Reversible Zn2+/Al3+ intercalation in niobium-substituted polyoxometalates and demonstration of energy storage smart windows

Abstract

Electrochromic energy storage devices with diversified functions that can realize intelligent visualization of the energy status with the naked eye are highly desirable for intelligent electronic technology. Polyoxometalates (POMs) as a promising electrochromic energy storage material are bottlenecked by limited choices in the electrolyte to achieve high-performance electrochromic smart windows. Herein, we report a novel tri-niobium substituted Dawson-type POM α-K₉[P₂W₁₅Nb₃O₆₂]·18H₂O (P₂W₁₅Nb₃) coated TiO₂ as an electrochromic electrode for non-aqueous electrochromic energy storage smart windows, utilizing a dual-ion electrolyte with Zn²⁺ and Al³⁺. Our findings suggest that the synergistic effects of the dual-ion Zn²⁺/Al³⁺-ion electrolyte on P₂W₁₅Nb₃ films greatly promote the electrochromic and electrochemical properties: high optical contrast (90% at 650 nm) in the 350–1500 nm range, large areal capacity (52 mF cm⁻² at 0.66 mA cm⁻²), fast switching time and good cycling stability.

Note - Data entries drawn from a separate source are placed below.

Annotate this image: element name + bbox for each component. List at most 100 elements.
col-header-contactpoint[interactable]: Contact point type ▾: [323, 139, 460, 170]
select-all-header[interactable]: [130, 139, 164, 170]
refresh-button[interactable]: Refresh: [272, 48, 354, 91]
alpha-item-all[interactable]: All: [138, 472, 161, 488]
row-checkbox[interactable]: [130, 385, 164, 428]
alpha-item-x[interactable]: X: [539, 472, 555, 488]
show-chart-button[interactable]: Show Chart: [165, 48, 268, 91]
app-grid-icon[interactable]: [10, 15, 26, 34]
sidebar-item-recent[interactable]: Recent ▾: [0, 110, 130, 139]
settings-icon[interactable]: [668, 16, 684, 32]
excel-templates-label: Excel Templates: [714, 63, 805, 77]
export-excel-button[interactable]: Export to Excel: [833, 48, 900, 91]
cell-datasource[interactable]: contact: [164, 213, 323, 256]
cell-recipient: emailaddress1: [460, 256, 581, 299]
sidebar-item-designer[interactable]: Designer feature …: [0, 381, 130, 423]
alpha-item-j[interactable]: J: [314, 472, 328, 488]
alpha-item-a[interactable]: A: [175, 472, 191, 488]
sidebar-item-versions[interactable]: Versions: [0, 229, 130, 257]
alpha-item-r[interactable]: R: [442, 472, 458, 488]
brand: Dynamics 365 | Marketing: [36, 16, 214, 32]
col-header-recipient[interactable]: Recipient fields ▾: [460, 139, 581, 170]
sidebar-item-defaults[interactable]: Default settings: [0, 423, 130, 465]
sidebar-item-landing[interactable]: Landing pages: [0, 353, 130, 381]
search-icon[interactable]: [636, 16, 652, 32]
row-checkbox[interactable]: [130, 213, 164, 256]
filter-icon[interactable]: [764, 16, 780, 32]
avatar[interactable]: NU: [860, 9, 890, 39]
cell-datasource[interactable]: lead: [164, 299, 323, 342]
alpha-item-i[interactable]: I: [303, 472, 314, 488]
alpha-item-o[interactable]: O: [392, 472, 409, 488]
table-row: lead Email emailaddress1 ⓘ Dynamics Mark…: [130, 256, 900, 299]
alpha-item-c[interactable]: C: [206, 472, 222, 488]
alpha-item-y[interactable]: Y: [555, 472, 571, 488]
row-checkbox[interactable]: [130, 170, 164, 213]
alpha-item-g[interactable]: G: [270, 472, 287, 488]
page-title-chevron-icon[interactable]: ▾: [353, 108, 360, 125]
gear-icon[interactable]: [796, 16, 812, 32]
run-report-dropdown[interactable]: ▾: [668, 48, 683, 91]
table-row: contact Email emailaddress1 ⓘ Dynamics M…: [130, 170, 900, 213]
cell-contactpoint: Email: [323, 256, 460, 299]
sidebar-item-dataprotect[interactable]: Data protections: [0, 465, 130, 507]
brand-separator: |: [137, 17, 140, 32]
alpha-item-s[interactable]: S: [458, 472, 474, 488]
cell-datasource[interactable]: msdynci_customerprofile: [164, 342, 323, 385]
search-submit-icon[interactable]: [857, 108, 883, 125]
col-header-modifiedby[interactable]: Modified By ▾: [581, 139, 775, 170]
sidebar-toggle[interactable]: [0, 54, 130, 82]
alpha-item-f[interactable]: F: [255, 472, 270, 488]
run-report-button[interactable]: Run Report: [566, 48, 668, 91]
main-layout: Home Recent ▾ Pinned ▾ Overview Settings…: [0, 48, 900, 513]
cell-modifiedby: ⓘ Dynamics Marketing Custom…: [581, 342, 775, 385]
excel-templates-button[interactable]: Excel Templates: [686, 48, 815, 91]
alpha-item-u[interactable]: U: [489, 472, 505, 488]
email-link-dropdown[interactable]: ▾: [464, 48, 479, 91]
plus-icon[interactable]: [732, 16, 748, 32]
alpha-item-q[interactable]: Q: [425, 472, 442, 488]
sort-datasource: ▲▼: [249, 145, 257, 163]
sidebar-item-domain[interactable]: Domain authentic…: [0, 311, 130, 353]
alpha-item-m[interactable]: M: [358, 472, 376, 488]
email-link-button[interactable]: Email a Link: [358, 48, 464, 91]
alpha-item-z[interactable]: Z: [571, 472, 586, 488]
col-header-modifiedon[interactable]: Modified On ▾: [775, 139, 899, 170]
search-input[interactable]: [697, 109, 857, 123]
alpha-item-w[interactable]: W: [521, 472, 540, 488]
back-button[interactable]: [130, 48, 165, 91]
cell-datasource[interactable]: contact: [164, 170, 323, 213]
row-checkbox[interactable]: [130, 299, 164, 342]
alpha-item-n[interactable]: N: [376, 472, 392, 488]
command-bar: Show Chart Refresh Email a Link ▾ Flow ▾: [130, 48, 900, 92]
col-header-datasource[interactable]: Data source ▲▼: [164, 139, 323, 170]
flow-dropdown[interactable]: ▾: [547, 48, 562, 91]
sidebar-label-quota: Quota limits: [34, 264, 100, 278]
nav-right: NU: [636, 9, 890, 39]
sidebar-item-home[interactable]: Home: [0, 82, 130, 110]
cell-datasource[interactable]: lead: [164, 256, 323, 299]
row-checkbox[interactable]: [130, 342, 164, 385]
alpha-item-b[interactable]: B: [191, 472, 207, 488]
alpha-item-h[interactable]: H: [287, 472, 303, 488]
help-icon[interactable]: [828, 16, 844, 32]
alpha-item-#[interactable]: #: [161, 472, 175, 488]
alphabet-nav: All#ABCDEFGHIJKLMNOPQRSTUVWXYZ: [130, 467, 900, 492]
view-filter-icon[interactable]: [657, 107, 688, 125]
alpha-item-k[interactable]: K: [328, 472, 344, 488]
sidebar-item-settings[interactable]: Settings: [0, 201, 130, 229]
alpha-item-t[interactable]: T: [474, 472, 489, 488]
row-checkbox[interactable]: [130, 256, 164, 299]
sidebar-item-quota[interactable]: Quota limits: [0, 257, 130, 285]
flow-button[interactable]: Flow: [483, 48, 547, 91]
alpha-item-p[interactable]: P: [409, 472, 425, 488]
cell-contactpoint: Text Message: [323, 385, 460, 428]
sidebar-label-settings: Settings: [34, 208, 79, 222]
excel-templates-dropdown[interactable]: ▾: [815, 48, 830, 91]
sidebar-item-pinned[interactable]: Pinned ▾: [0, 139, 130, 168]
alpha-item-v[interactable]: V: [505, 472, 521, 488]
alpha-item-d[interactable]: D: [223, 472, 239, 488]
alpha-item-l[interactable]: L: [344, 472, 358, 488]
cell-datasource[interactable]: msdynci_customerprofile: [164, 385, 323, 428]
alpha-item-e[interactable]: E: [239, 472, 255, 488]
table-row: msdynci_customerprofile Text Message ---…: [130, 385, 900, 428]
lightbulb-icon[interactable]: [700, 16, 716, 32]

Remarkably, a bi-functional electrochromic energy storage device (EESD) was also successfully assembled using a P₂W₁₅Nb₃ composite film and a hydrothermally prepared NiO film. This dual-ion Zn²⁺/Al³⁺ electrolyte opens a new direction for the development of POM based smart windows with high contrast, long life-time stability and excellent energy storage.